For the first time ever I’ve had reason to use formal Bayesian statistics in my work. I feel this is a cause for streamers and confetti.
However, I’ve got a bit stuck on analysing my confidence levels and I thought what better place than lesswrong to check that I’m making sense. I’m not sure this is strictly what lesswrong is for but the site says that this is my own personal blog so I guess its ok?! I can always be down-voted to hell if not!
***
I’m trying to calculate estimated life before failure of a particular component.
We’ve done a number of tests and the results show a larger than expected variance with some components not failing even after an extended lifetime. I’m trying to analyse the results to see which probabilistic failure distribution best suits the available data. I have three different distributions (Weibull, Log-normal & Birnbaum-Saunders) each of which has a shape parameter and a scale parameter.
For each distribution I created a grid which samples the possible values of these parameters. I’ve given the parameters a log uniform prior by giving each sampled parameter pair a uniform prior but sampling the parameters geometrically (i.e. each sampled value of the parameter is a fixed multiple of the previous value). I’ve tried other priors and the results seem fairly robust over choice of prior.
For components which have failed, P(E|H) is the probability density function at the number of hours before failure.
For components which get to a certain age and do not fail, P(E|H) is 1 – the cumulative probability function at this number of hours.
This is implemented on a spreadsheet with a tab for each test result. It updates the prior probability into a posterior probability and then uses this as the prior for the next tab. The result is normalised to give total probability of 1.
Initially I calculate the expected life of the worst component in 1,000,000. For this, I just use the inverse cumulative probability function with p=0.000001 and calculate this for all of the potential probability distributions.
The results of this calculation are multiplied by the final probabilities of each distribution being the correct one. Then I sum this over the entire hypothesis space to give the expected life of the worst component in a million.
So my first question – is all of the above sound or have I made some silly mistake in my logic?
***
The part that I’m less confident about is how to analyse my 95% confidence level of the life of the worst component in 1,000,000.
The obvious way to approach this is that I should just calculate my expected value for the worst component in 20,000,000. Then, for any given million that I select, I have a 5% chance of selecting the worst in 20,000,000. This is treating 95% as my confidence from the overall weighted model.
Alternatively, I can treat the 95% as referring to my confidence in which is the one correct probability distribution. In this case, after I normalise my probabilities so that the sum of all of the hypotheses is 1, I start deleting the least likely hypotheses. I keep deleting unlikely hypotheses until the sum of all of the remaining hypotheses is <0.95. The last hypothesis which was deleted is the top end of my 95% confidence level.
Now if I calculate the expected life of the worst component in 1,000,000 for that individual model I think I can argue that this also represents my 95% confidence level of the worst component in 1,000,000 but in a different way.

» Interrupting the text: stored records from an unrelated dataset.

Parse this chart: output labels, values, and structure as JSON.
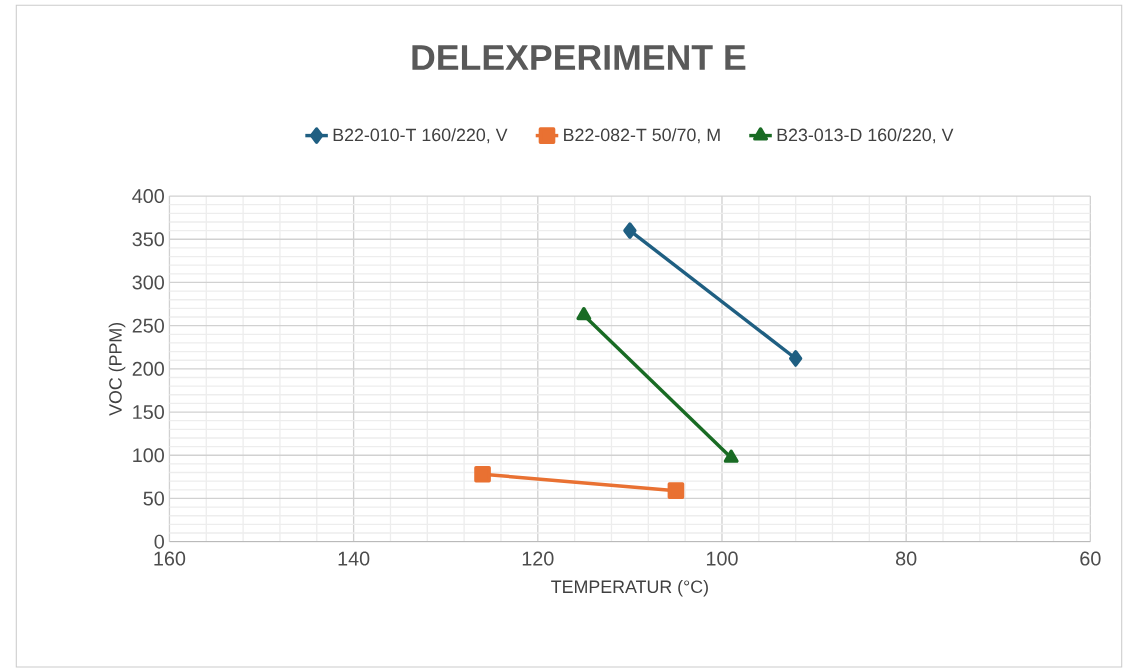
{
  "chart_data": {
    "type": "line",
    "title": "DELEXPERIMENT E",
    "xlabel": "TEMPERATUR (°C)",
    "ylabel": "VOC (PPM)",
    "xlim": [
      160,
      60
    ],
    "xticks": [
      160,
      140,
      120,
      100,
      80,
      60
    ],
    "ylim": [
      0,
      400
    ],
    "yticks": [
      0,
      50,
      100,
      150,
      200,
      250,
      300,
      350,
      400
    ],
    "grid": true,
    "legend": "top",
    "series": [
      {
        "name": "B22-010-T 160/220, V",
        "color": "#1f5f82",
        "marker": "diamond",
        "x": [
          110,
          92
        ],
        "values": [
          360,
          212
        ]
      },
      {
        "name": "B22-082-T 50/70, M",
        "color": "#e97132",
        "marker": "square",
        "x": [
          126,
          105
        ],
        "values": [
          78,
          59
        ]
      },
      {
        "name": "B23-013-D 160/220, V",
        "color": "#196b24",
        "marker": "triangle",
        "x": [
          115,
          99
        ],
        "values": [
          262,
          97
        ]
      }
    ]
  }
}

Is either of these better than the other? Is there an alternative definition of confidence level which I should be using?
The confidence-in-which-distribution version gives much more conservative answers, particularly when the number of tests is small; the confidence-from-overall-model is much more forgiving of having fewer tests. Even after only a couple of tests the latter gives a 95% confidence level relatively close to the expected value, whereas the confidence-in-which-distribution version remains further away from the expected value until a larger number of tests is performed.

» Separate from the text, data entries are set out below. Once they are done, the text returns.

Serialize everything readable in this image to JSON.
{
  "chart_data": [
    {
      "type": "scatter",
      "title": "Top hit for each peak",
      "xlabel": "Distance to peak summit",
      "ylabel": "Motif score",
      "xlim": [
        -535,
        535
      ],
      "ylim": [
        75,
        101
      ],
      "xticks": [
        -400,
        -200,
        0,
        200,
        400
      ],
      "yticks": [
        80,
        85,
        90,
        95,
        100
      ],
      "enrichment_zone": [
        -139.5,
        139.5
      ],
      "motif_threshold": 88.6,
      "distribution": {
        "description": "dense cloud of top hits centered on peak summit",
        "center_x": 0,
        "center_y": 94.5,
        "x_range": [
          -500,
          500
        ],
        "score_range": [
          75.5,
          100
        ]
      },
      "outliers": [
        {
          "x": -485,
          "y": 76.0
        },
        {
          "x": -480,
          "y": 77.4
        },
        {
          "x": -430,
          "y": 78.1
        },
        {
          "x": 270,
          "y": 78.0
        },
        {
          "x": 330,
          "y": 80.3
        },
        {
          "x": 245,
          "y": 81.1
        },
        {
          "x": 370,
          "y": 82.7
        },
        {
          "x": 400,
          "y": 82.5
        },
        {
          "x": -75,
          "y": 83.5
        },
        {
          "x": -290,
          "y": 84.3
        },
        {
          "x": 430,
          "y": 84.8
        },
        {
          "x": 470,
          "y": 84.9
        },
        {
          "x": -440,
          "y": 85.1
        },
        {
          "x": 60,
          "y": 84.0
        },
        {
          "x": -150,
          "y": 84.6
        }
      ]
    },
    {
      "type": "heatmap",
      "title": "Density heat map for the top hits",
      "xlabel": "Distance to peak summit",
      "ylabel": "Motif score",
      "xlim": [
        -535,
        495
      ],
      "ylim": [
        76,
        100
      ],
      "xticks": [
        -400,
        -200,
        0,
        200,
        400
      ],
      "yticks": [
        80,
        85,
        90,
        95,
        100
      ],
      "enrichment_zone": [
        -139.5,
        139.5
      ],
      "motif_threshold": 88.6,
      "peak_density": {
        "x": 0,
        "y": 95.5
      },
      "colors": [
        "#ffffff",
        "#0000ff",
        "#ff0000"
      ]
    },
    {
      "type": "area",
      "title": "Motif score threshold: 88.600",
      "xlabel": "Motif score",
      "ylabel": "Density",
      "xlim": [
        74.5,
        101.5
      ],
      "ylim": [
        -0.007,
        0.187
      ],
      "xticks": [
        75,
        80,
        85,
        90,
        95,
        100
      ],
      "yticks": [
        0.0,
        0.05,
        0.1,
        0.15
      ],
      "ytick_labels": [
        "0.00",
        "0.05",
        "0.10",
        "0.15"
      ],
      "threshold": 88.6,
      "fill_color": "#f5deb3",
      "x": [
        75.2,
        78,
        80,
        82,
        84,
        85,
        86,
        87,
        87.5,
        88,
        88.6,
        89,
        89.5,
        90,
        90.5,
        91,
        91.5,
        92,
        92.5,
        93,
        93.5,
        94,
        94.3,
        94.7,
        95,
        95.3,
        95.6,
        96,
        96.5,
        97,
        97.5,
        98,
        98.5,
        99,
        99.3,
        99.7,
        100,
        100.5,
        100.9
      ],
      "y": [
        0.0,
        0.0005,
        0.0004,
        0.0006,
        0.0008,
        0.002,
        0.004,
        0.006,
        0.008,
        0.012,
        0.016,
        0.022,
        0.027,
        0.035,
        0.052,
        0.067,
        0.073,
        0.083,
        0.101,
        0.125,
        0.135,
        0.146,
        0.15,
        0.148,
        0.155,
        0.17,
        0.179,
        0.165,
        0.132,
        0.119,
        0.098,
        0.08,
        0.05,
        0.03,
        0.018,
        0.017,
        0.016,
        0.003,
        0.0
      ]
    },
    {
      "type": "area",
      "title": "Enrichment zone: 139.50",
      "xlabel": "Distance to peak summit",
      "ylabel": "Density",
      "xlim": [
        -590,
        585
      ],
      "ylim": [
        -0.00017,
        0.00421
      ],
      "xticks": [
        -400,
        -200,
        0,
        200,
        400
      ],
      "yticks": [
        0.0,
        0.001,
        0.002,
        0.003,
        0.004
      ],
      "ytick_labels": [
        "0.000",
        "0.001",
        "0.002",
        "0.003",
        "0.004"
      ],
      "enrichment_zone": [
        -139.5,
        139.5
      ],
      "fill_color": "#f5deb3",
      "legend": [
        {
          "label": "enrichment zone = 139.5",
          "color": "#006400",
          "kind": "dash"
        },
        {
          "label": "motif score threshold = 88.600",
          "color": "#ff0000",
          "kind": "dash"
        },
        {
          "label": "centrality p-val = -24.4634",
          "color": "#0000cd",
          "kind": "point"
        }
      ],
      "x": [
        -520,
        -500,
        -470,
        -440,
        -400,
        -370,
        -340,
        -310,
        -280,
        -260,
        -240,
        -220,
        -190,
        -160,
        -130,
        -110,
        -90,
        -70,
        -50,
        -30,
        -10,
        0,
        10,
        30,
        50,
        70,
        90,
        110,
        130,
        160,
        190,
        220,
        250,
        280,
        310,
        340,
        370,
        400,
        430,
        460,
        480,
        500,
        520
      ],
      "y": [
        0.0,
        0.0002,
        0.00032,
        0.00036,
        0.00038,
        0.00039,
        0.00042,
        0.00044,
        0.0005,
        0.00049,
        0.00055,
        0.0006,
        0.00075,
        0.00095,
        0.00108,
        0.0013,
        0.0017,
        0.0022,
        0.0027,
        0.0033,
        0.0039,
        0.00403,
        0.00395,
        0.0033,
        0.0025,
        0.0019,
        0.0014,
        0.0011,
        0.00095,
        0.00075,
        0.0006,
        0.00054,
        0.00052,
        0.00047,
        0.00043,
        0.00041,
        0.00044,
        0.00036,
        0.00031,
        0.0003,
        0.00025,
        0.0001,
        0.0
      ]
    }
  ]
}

This seems to me to be more realistic but I don’t have a proper argument to actually justify a decision either way.
Any help warmly welcomed.
Birnbaum-Saunders is an interesting one. For the purposes of fatigue analysis, the assumptions which bring about the three models are:
Weibull - numerous failure modes (of similar failure speed) racing to see which causes the component to fail first
Log-normal - Damage per cycle is proportional to current damage
Birnbaum-Saunders - Damage per cycle is normally distributed and independent of previous damage
My engineering gut says that this component is probably somewhere between Log-normal and Birnbaum-Saunders (I think proportionality will decay as damage increases) which is maybe why I don't have a clear winner yet.
***
I think I understand now where my original reasoning was incorrect when I was calculating the expected worst in a million. I was just calculating worst in a million for each model and taking a weighted average of the answers. This meant that bad values from the outlier potential pdfs were massively suppressed.
I've done some sampling of the worst in a million by repeatedly creating 2 random numbers from 0 to 1. I use the first to select a μ,σ combination based on the posterior for each pair. I use the second random number as a p-value. I then icdf those values to get an x.
Is this an ok sampling method? I'm not sure if I'm missing something or should be using MCMC. I definitely need to read up on this stuff!
The worst in a million is currently dominated by those occasions where the probability distribution is an outlier. In those cases the p-value doesn't need to be particularly extreme to achieve low x.
I think my initial estimates were based either mainly on uncertainty in p or mainly on uncertainty in μ,σ. The sampling method allows me to account for uncertainty in both which definitely makes more sense. The model seems to react sensibly when I add potential new data so I think I can assess much better now how many data points I require.